Over the weekend, the Chinese state-owned, COFCO reported that they have recently purchased “millions of tonnes” of beans from the United States, which would seem to back up the rumors that around 3 MMT were purchased.  The only official verification thus far has been 612,000 MT to China reported in the daily system this morning.  Probably not enough to inspire additional buying, particularly if we were expecting nearly five times that quantity.
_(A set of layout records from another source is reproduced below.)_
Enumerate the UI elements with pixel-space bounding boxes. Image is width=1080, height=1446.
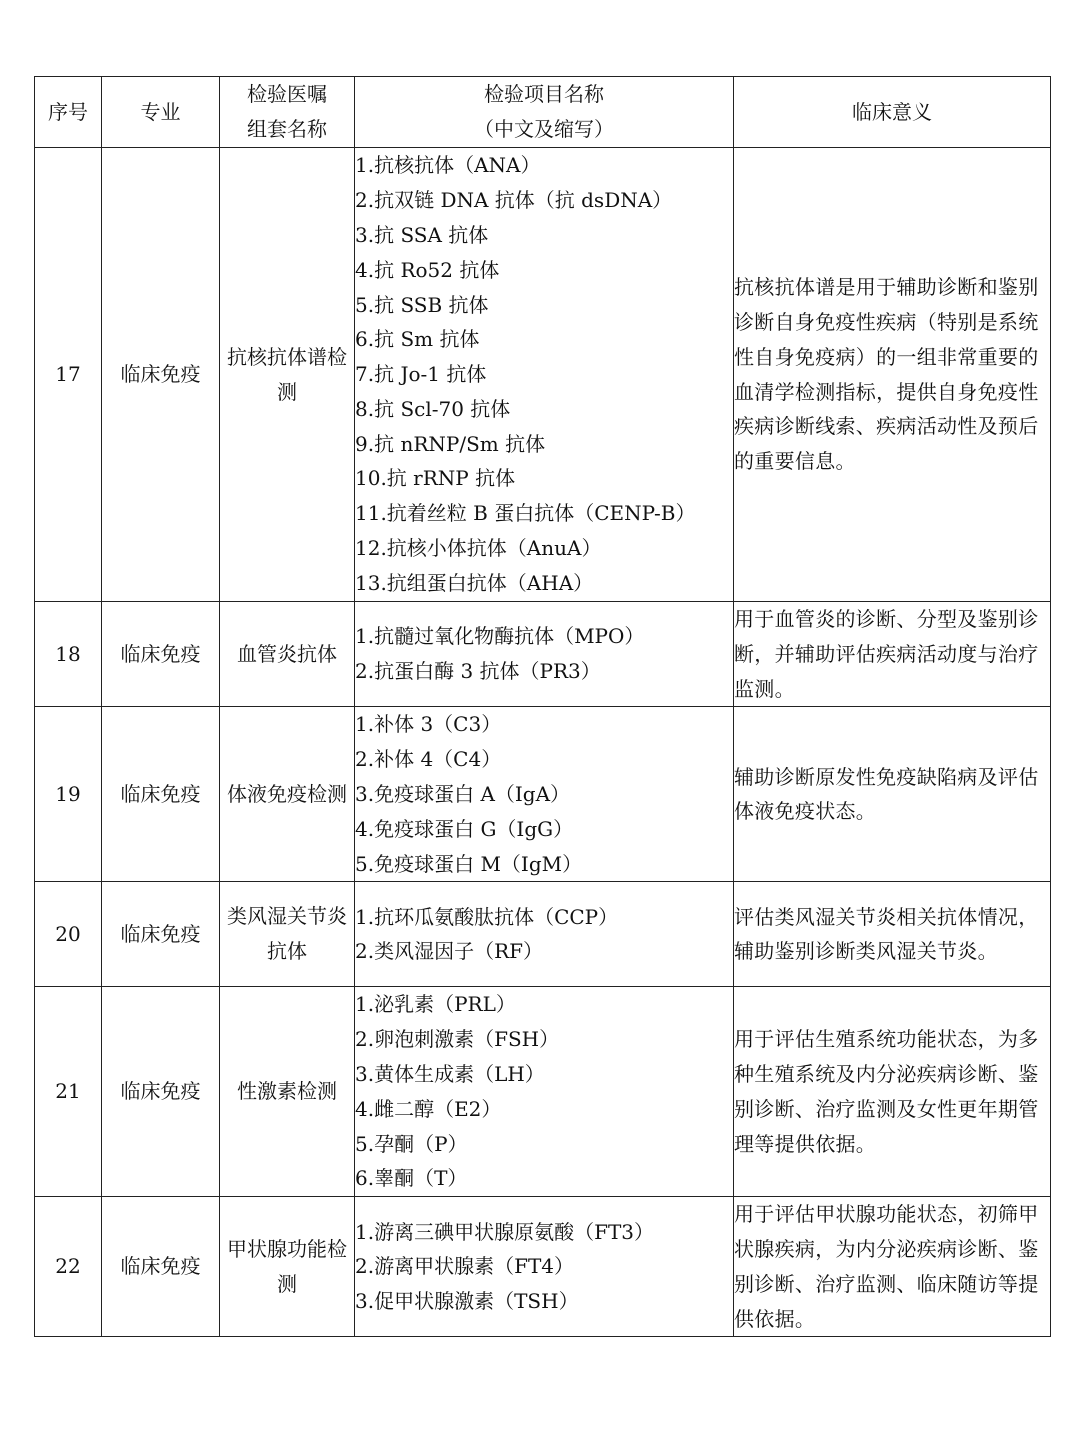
test-item: 2.抗蛋白酶 3 抗体（PR3） (355, 659, 601, 684)
test-item: 7.抗 Jo-1 抗体 (355, 362, 487, 387)
test-item: 1.游离三碘甲状腺原氨酸（FT3） (355, 1219, 655, 1244)
row-group-name: 体液免疫检测 (220, 707, 355, 882)
row-specialty: 临床免疫 (102, 987, 220, 1197)
row-clinical-meaning: 辅助诊断原发性免疫缺陷病及评估体液免疫状态。 (734, 707, 1051, 882)
test-item: 11.抗着丝粒 B 蛋白抗体（CENP-B） (355, 501, 696, 526)
test-item: 6.睾酮（T） (355, 1166, 468, 1191)
table-row (35, 602, 1051, 707)
row-specialty: 临床免疫 (102, 882, 220, 987)
header-group-line1: 检验医嘱 (247, 82, 327, 106)
header-items (355, 77, 734, 148)
test-item: 6.抗 Sm 抗体 (355, 327, 480, 352)
test-item: 2.补体 4（C4） (355, 747, 502, 772)
test-item: 9.抗 nRNP/Sm 抗体 (355, 431, 546, 456)
table-row (35, 987, 1051, 1197)
test-item: 12.抗核小体抗体（AnuA） (355, 536, 602, 561)
test-item: 5.孕酮（P） (355, 1131, 468, 1156)
test-item: 5.抗 SSB 抗体 (355, 292, 489, 317)
test-item: 1.泌乳素（PRL） (355, 992, 516, 1017)
test-item: 2.游离甲状腺素（FT4） (355, 1254, 575, 1279)
row-clinical-meaning: 用于血管炎的诊断、分型及鉴别诊断，并辅助评估疾病活动度与治疗监测。 (734, 602, 1051, 707)
row-group-name: 类风湿关节炎抗体 (220, 882, 355, 987)
row-group-name: 抗核抗体谱检测 (220, 148, 355, 602)
row-num: 20 (35, 882, 102, 987)
header-specialty: 专业 (102, 77, 220, 148)
test-item: 2.抗双链 DNA 抗体（抗 dsDNA） (355, 188, 673, 213)
table-row (35, 882, 1051, 987)
test-item: 1.抗环瓜氨酸肽抗体（CCP） (355, 904, 619, 929)
row-num: 19 (35, 707, 102, 882)
row-specialty: 临床免疫 (102, 602, 220, 707)
table-row (35, 707, 1051, 882)
test-item: 4.雌二醇（E2） (355, 1096, 502, 1121)
test-item: 3.促甲状腺激素（TSH） (355, 1289, 579, 1314)
header-items-line2: （中文及缩写） (474, 117, 614, 141)
test-item: 1.抗髓过氧化物酶抗体（MPO） (355, 624, 645, 649)
test-item: 8.抗 Scl-70 抗体 (355, 396, 511, 421)
test-item: 2.类风湿因子（RF） (355, 939, 544, 964)
row-group-name: 血管炎抗体 (220, 602, 355, 707)
row-specialty: 临床免疫 (102, 707, 220, 882)
lab-test-table (34, 76, 1051, 1337)
row-group-name: 甲状腺功能检测 (220, 1197, 355, 1337)
row-items (355, 707, 734, 882)
header-items-line1: 检验项目名称 (484, 82, 604, 106)
row-num: 21 (35, 987, 102, 1197)
row-clinical-meaning: 评估类风湿关节炎相关抗体情况，辅助鉴别诊断类风湿关节炎。 (734, 882, 1051, 987)
row-items (355, 987, 734, 1197)
header-num: 序号 (35, 77, 102, 148)
row-num: 17 (35, 148, 102, 602)
header-group-line2: 组套名称 (247, 117, 327, 141)
row-group-name: 性激素检测 (220, 987, 355, 1197)
row-items (355, 1197, 734, 1337)
row-items (355, 882, 734, 987)
test-item: 2.卵泡刺激素（FSH） (355, 1027, 560, 1052)
table-row (35, 148, 1051, 602)
test-item: 4.免疫球蛋白 G（IgG） (355, 816, 574, 841)
row-clinical-meaning: 用于评估甲状腺功能状态，初筛甲状腺疾病，为内分泌疾病诊断、鉴别诊断、治疗监测、临床随访等提供依据。 (734, 1197, 1051, 1337)
test-item: 3.黄体生成素（LH） (355, 1061, 545, 1086)
row-specialty: 临床免疫 (102, 1197, 220, 1337)
row-num: 18 (35, 602, 102, 707)
test-item: 3.抗 SSA 抗体 (355, 222, 489, 247)
test-item: 1.抗核抗体（ANA） (355, 153, 541, 178)
row-num: 22 (35, 1197, 102, 1337)
row-specialty: 临床免疫 (102, 148, 220, 602)
test-item: 13.抗组蛋白抗体（AHA） (355, 570, 594, 595)
test-item: 10.抗 rRNP 抗体 (355, 466, 516, 491)
table-header-row (35, 77, 1051, 148)
table-row (35, 1197, 1051, 1337)
row-clinical-meaning: 抗核抗体谱是用于辅助诊断和鉴别诊断自身免疫性疾病（特别是系统性自身免疫病）的一组非常重要的血清学检测指标，提供自身免疫性疾病诊断线索、疾病活动性及预后的重要信息。 (734, 148, 1051, 602)
header-group (220, 77, 355, 148)
row-items (355, 602, 734, 707)
test-item: 4.抗 Ro52 抗体 (355, 257, 500, 282)
test-item: 5.免疫球蛋白 M（IgM） (355, 851, 583, 876)
row-items (355, 148, 734, 602)
test-item: 3.免疫球蛋白 A（IgA） (355, 781, 571, 806)
header-meaning: 临床意义 (734, 77, 1051, 148)
row-clinical-meaning: 用于评估生殖系统功能状态，为多种生殖系统及内分泌疾病诊断、鉴别诊断、治疗监测及女性更年期管理等提供依据。 (734, 987, 1051, 1197)
test-item: 1.补体 3（C3） (355, 712, 502, 737)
Realistically, the bean market was already acting tired last Friday as we retreated into the close from the highest levels traded since early December.  Once again it appears to be suffering from buy-the-rumor-sell-the-fact-itus.  
Beans
Over the weekend INTL FCStone slashed its estimate for the Brazilian bean crop by 4 MMT, taking it down to 112.2 MMT, and I believe moving them into the position of the lowest estimate to date.  Just as when crops are expected to be large, there seem to develop a competition for who can publish the largest numbers and the same applies in reverse when crops are under duress.  We should see several more private updates this afternoon.  
 
There are a couple of production estimates to be released this week, beginning tomorrow with Stats Canada and then, of course, the USDA on Friday.  I suspect there will be new estimate released beginning sometime today but, in the meantime, here were the original estimates for the final report; US Corn production 14.532 billion derived from a yield of 177.7 bpa.  The carryout was expected to drop from the December estimate of 1.781 billion to 1.673 billion bushels.  Bean production was estimated to be 4.583 using a yield of 51.9 bpa.  This was projected to leave us with ending stocks of 930 million, which would have been a drop of 25 million from the December estimate.  Wheat ending stocks were expected to have remained unchanged at 974 million.
 
I would have anticipated weakness in the dollar after the change in attitude that was verified by the Fed last week, but the index is higher this morning.  January was a lower month overall for the dollar, and I continue to believe we have already witnessed a cycle high, but it could still require another month or so before we turn lower in earnest.  I maintain this market will be the key to commodities for the balance of 2019 and into 2020.